Sunday, 10 February 2013

Ryu Mitsuse - 10 Billion Days & 100 Billion Nights (1967)


Ryu Mitsuse's '10 Billion Days & 100 Billion Nights' is in it for the long haul. Starting off with the formation of our planet, and extending its narrative tendrils out to the heat death of the universe, this is a novel that redefines being truly epic in scope. In that sense, the only comparable works are Olaf Stapeldon's 'Last And First Men' and 'Starmaker', but Mitsuse's work is both stranger and more lyrical. In its mixture of hard science fiction and Eastern spirituality, it echoes the work of Roger Zelazny, in particular 'Lord Of Light'. However, at the end of the day it's very much its own beast. The cover of the Haikasoru translation has "The GREATEST Japanese science fiction novel of all time" enthusiastically emblazoned across the front, and while I've not (yet) read enough Japanese SF to comment on that, '10 Billion Days...' is certainly an engaging and thought-provoking read, that easily stands next to the best of Western SF from the same era.

Unsurprisingly, given the novel's massive scope and many narrative strands, it takes a while to set all of the story's moving pieces into motion. Mitsuse saves most of the explanation, such as it is, for right at the end, so you're kept guessing as to what's actually going on throughout most of the book. Fortunately the journey itself is a lot of fun, taking us reeling through ancient Atlantis to Jerusalem in the time of Christ and on to crumbling ruins on distant planets in the far future, and when you do figure out what's going on it's a doozy.
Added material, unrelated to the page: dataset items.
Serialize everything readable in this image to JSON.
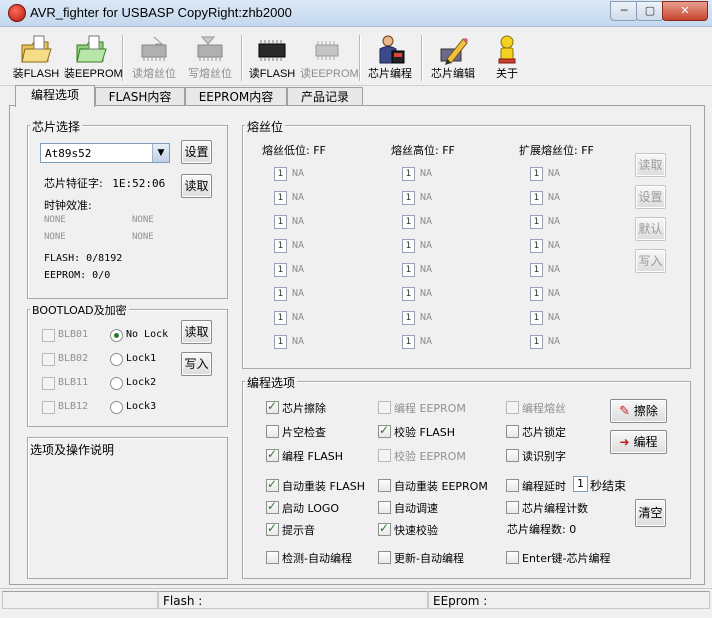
{
  "window": {
    "title": "AVR_fighter for USBASP CopyRight:zhb2000"
  },
  "toolbar": {
    "items": [
      {
        "label": "装FLASH",
        "icon": "folder-open-icon",
        "enabled": true
      },
      {
        "label": "装EEPROM",
        "icon": "folder-open-green-icon",
        "enabled": true
      },
      {
        "label": "读熔丝位",
        "icon": "chip-read-icon",
        "enabled": false
      },
      {
        "label": "写熔丝位",
        "icon": "chip-write-icon",
        "enabled": false
      },
      {
        "label": "读FLASH",
        "icon": "chip-icon",
        "enabled": true
      },
      {
        "label": "读EEPROM",
        "icon": "chip-gray-icon",
        "enabled": false
      },
      {
        "label": "芯片编程",
        "icon": "programmer-person-icon",
        "enabled": true
      },
      {
        "label": "芯片编辑",
        "icon": "pencil-chip-icon",
        "enabled": true
      },
      {
        "label": "关于",
        "icon": "about-person-icon",
        "enabled": true
      }
    ]
  },
  "tabs": [
    {
      "label": "编程选项",
      "active": true
    },
    {
      "label": "FLASH内容",
      "active": false
    },
    {
      "label": "EEPROM内容",
      "active": false
    },
    {
      "label": "产品记录",
      "active": false
    }
  ],
  "chip": {
    "group_label": "芯片选择",
    "selected": "At89s52",
    "set_button": "设置",
    "read_button": "读取",
    "signature_label": "芯片特征字:",
    "signature_value": "1E:52:06",
    "clock_label": "时钟效准:",
    "clock_values": [
      "NONE",
      "NONE",
      "NONE",
      "NONE"
    ],
    "flash_text": "FLASH: 0/8192",
    "eeprom_text": "EEPROM: 0/0"
  },
  "bootload": {
    "group_label": "BOOTLOAD及加密",
    "checks": [
      "BLB01",
      "BLB02",
      "BLB11",
      "BLB12"
    ],
    "locks": [
      {
        "label": "No Lock",
        "selected": true
      },
      {
        "label": "Lock1",
        "selected": false
      },
      {
        "label": "Lock2",
        "selected": false
      },
      {
        "label": "Lock3",
        "selected": false
      }
    ],
    "read_button": "读取",
    "write_button": "写入"
  },
  "desc": {
    "group_label": "选项及操作说明"
  },
  "fuse": {
    "group_label": "熔丝位",
    "headers": [
      "熔丝低位: FF",
      "熔丝高位: FF",
      "扩展熔丝位: FF"
    ],
    "bit_value": "1",
    "na": "NA",
    "buttons": [
      "读取",
      "设置",
      "默认",
      "写入"
    ]
  },
  "prog": {
    "group_label": "编程选项",
    "rows": [
      [
        {
          "label": "芯片擦除",
          "checked": true,
          "enabled": true
        },
        {
          "label": "编程 EEPROM",
          "checked": false,
          "enabled": false
        },
        {
          "label": "编程熔丝",
          "checked": false,
          "enabled": false
        }
      ],
      [
        {
          "label": "片空检查",
          "checked": false,
          "enabled": true
        },
        {
          "label": "校验 FLASH",
          "checked": true,
          "enabled": true
        },
        {
          "label": "芯片锁定",
          "checked": false,
          "enabled": true
        }
      ],
      [
        {
          "label": "编程 FLASH",
          "checked": true,
          "enabled": true
        },
        {
          "label": "校验 EEPROM",
          "checked": false,
          "enabled": false
        },
        {
          "label": "读识别字",
          "checked": false,
          "enabled": true
        }
      ],
      [
        {
          "label": "自动重装 FLASH",
          "checked": true,
          "enabled": true
        },
        {
          "label": "自动重装 EEPROM",
          "checked": false,
          "enabled": true
        },
        {
          "label": "编程延时",
          "checked": false,
          "enabled": true
        }
      ],
      [
        {
          "label": "启动 LOGO",
          "checked": true,
          "enabled": true
        },
        {
          "label": "自动调速",
          "checked": false,
          "enabled": true
        },
        {
          "label": "芯片编程计数",
          "checked": false,
          "enabled": true
        }
      ],
      [
        {
          "label": "提示音",
          "checked": true,
          "enabled": true
        },
        {
          "label": "快速校验",
          "checked": true,
          "enabled": true
        }
      ],
      [
        {
          "label": "检测-自动编程",
          "checked": false,
          "enabled": true
        },
        {
          "label": "更新-自动编程",
          "checked": false,
          "enabled": true
        },
        {
          "label": "Enter键-芯片编程",
          "checked": false,
          "enabled": true
        }
      ]
    ],
    "delay_value": "1",
    "delay_suffix": "秒结束",
    "count_text": "芯片编程数: 0",
    "erase_button": "擦除",
    "program_button": "编程",
    "clear_button": "清空"
  },
  "status": {
    "flash": "Flash :",
    "eeprom": "EEprom :"
  }
}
Basically, Plato, Siddhartha and the demigod Asura are rebuilt as cyborgs and sent to the far future, where they try to find out the reasons behind the collapse of human civilisation from the gods themselves. Unfortunately for them, they are pursued by Jesus of Nazareth, who has also been cyborgified and sent into the future, and is a blaster-wielding badass. Our three heroes are pursued by Jesus from the future ruins of Tokyo to collapsing metropolises on other planets where robots rise up against humans who have stored themselves as digital memories to another galaxies where the god-like aliens have preserved themselves in pocket dimensions to outlast the passage of time. These sequences are fantastic, and would be worth the price of entry alone. Mitsuse creates a decaying universe reminiscent of Gene Wolfe's 'The Book Of The New Sun', and as with Wolfe's masterpiece, the reader is left to puzzle out and interpret many of the details themselves, as characters are whisked through times and places they don't fully understand.
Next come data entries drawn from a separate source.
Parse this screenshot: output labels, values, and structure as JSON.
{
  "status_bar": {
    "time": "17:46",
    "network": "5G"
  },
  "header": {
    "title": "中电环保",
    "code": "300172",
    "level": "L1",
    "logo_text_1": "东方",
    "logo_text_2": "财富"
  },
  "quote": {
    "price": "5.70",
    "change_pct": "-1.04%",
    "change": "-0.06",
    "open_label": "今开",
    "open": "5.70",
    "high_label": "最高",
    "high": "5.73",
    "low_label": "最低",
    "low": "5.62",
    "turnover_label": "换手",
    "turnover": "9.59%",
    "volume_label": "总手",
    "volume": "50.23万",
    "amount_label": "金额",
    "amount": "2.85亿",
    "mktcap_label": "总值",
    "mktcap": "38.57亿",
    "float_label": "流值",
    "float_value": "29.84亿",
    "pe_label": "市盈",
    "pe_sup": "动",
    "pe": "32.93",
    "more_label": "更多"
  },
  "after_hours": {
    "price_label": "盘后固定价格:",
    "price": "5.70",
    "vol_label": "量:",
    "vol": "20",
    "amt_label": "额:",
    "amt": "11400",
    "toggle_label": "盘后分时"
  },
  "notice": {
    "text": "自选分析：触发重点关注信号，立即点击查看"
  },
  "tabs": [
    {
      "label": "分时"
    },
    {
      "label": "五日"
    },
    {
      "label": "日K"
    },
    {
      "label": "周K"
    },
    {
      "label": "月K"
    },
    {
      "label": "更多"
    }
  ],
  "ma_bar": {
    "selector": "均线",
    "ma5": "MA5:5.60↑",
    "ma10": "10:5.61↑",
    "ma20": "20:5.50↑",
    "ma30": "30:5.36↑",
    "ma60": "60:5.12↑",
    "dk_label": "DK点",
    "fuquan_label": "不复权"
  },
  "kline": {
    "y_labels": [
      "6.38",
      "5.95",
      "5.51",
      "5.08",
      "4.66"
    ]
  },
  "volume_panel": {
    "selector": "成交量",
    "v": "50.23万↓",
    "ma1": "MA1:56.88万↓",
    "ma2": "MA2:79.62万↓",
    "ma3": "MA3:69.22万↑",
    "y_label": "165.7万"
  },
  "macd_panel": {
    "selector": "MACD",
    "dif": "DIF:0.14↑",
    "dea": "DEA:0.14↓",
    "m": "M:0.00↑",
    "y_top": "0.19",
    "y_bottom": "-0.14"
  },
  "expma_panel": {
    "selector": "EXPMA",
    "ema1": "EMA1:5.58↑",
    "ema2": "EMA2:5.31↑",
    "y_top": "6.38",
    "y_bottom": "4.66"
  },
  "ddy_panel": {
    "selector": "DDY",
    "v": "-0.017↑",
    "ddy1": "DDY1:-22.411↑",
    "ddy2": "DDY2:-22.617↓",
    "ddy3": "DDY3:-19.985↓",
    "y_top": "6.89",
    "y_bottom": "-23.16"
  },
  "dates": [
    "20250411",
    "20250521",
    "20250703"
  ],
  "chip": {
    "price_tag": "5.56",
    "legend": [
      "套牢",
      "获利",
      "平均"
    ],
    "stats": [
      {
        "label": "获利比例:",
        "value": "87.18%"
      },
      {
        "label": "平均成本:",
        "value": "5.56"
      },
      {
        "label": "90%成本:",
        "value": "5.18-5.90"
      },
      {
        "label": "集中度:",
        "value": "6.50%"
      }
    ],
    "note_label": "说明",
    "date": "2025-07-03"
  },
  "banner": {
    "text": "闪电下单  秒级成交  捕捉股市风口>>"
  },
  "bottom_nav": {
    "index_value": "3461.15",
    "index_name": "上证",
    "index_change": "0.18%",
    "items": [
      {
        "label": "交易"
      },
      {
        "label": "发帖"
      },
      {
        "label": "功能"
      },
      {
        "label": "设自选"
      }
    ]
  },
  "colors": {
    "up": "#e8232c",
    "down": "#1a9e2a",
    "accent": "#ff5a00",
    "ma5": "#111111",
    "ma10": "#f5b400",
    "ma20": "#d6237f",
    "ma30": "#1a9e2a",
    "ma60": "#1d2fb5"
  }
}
In a cruel inversion of 'Childhood's End' by Arthur C. Clarke, at the end of her journey Asura discovers that the so-called gods are giant aliens who, in order to stop humanity from ever reaching its full potential and competing with them, visited earth and planted the seeds of humanity's eventual destruction into the entire human race's psyche. These aliens were responsible for the destruction of Atlantis, and Jesus, mistakenly believing that one of these aliens is the true god, has been acting as their agent of destruction, spreading their influence across the planet. In a final act of callousness, the aliens have set themselves up as future redeemers who in times to come will save humanity, when in reality they are humanity's oppressors. Asura also discovers that she and Siddhartha are agents of a less malevolent god-like being, whose influence was simply not strong enough to prevent the destruction of the human race.

Ryu Mitsuse is asking pretty big questions here. His book is about the' nature of the universe that we live in, and the nature of god. '10 Billion Days...' asks the question, what kind of god would create a people so prone to violence and self-destructive tendencies? Mitsuse's protagonists are inspired to continue their journey against perilous odds simply because they feel they have to know, why would god doom humanity to extinction, and offer a false hope of redemption? There is an excellent scene where Asura confronts the god-like alien directly, and he responds by subjecting her to a violent psychic attack. It reminds me of the scene in Star Trek V when Spock asks the god-like alien, 'What would God want with a starship?' and gets zapped for his troubles. Both scenes show the god-like aliens as being petulant and cruel and act as the final tip-off to the audience that they are nothing like what they claim to be. (Needless to say Mitsuse handles this with far more elegance than Shatner does.) The image of Jesus as a deluded Knight Templar type is both powerful and disturbing, and the book gets a fair amount of mileage out of the fact that this is initially how Pontius Pilate and Judas see Jesus, but they cannot possibly guess how close they are to the truth because of how little of the bigger picture they are allowed to see.

The book ends tragically but beautifully. Asura's long struggle comes to an end, and she gets the answers to at least some of her questions, but she outlives the gods themselves, and is left alone on their planet, now crumbled to dust, waiting for the heat death of the universe. It is a fittingly bleak and vertigo-inducing finale.